La “caccia” all’oro in spiaggia con il metal detector gli era costata l’arresto per rapina. Perché proprio mentre cercava oggetti metallici restituiti dal mare e dalla sabbia, aveva messo le mani anche su una borsa lasciata momentaneamente incustodita da due turisti, che notandolo rovistare erano corsi a fermarlo. Lui aveva reagito tentando di tenere lontana la coppia usando lo strumento come una sorta di bastone. Arrestato dai carabinieri del Radiomobile, ieri Antonio Pommella, 47enne residente a Ravenna difeso dall’avvocato Luca Donelli, è stato condannato a 4 mesi (con pena sospesa). L’accusa di rapina aggravata, derubricata dal collegio penale presieduto dal giudice Antonella Guidomei in tentata rapina con tanto di attenuanti, aveva portato la Procura a chiedere la condanna a 4 anni.

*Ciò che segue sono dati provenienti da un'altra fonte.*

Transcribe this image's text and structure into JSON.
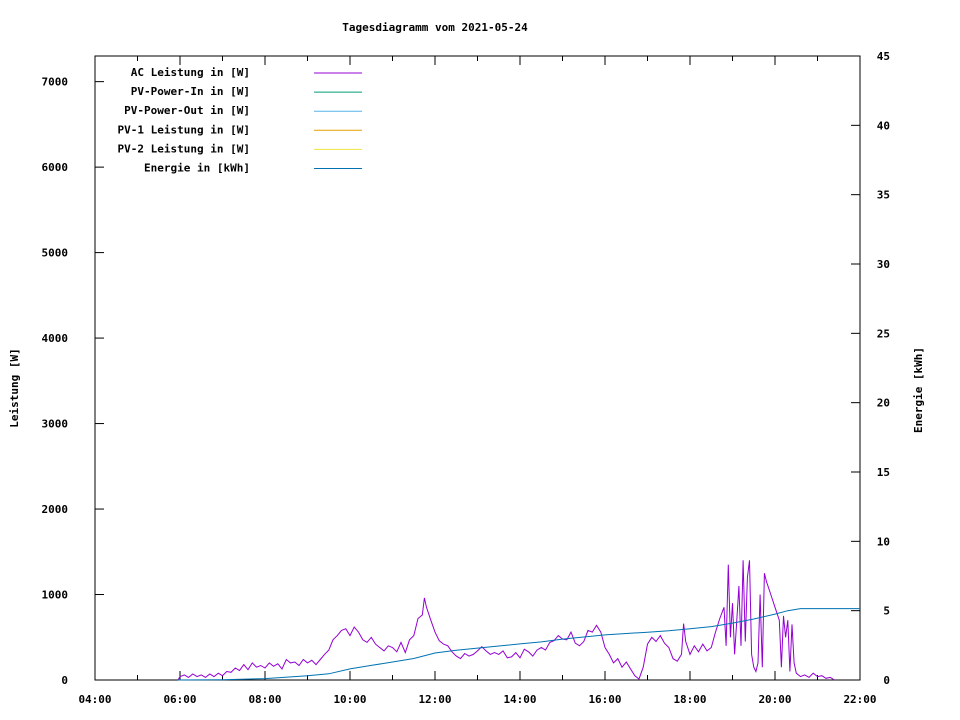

I fatti erano avvenuti il 19 ottobre a Punta Marina. Lo hanno bloccato i militari, chiamati dalle due persone minacciate, una coppia bolognese di mezza età che aveva deciso di fare una passeggiata in spiaggia. Erano andati in spiaggia attorno alle 17, all’altezza del bagno Kuta. Si erano distratti qualche istante, appoggiando la borsa poco lontano. Una disattenzione colta al volo dal cercatore d’oro, che era riuscito a mettere le mani nel portafogli. Vistosi scoperto aveva impugnato il metal detector per tenere a distanza entrambi, lasciando andare la refurtiva, ma tentando di colpirli per due volte. Dopo la convalida dell’arresto, per l’uomo – già noto alle forze dell’ordine per precedenti vicende e reati tra i quali anche spaccio di droga – si è concluso ieri il processo con rito abbreviato davanti al collegio penale. FED.S.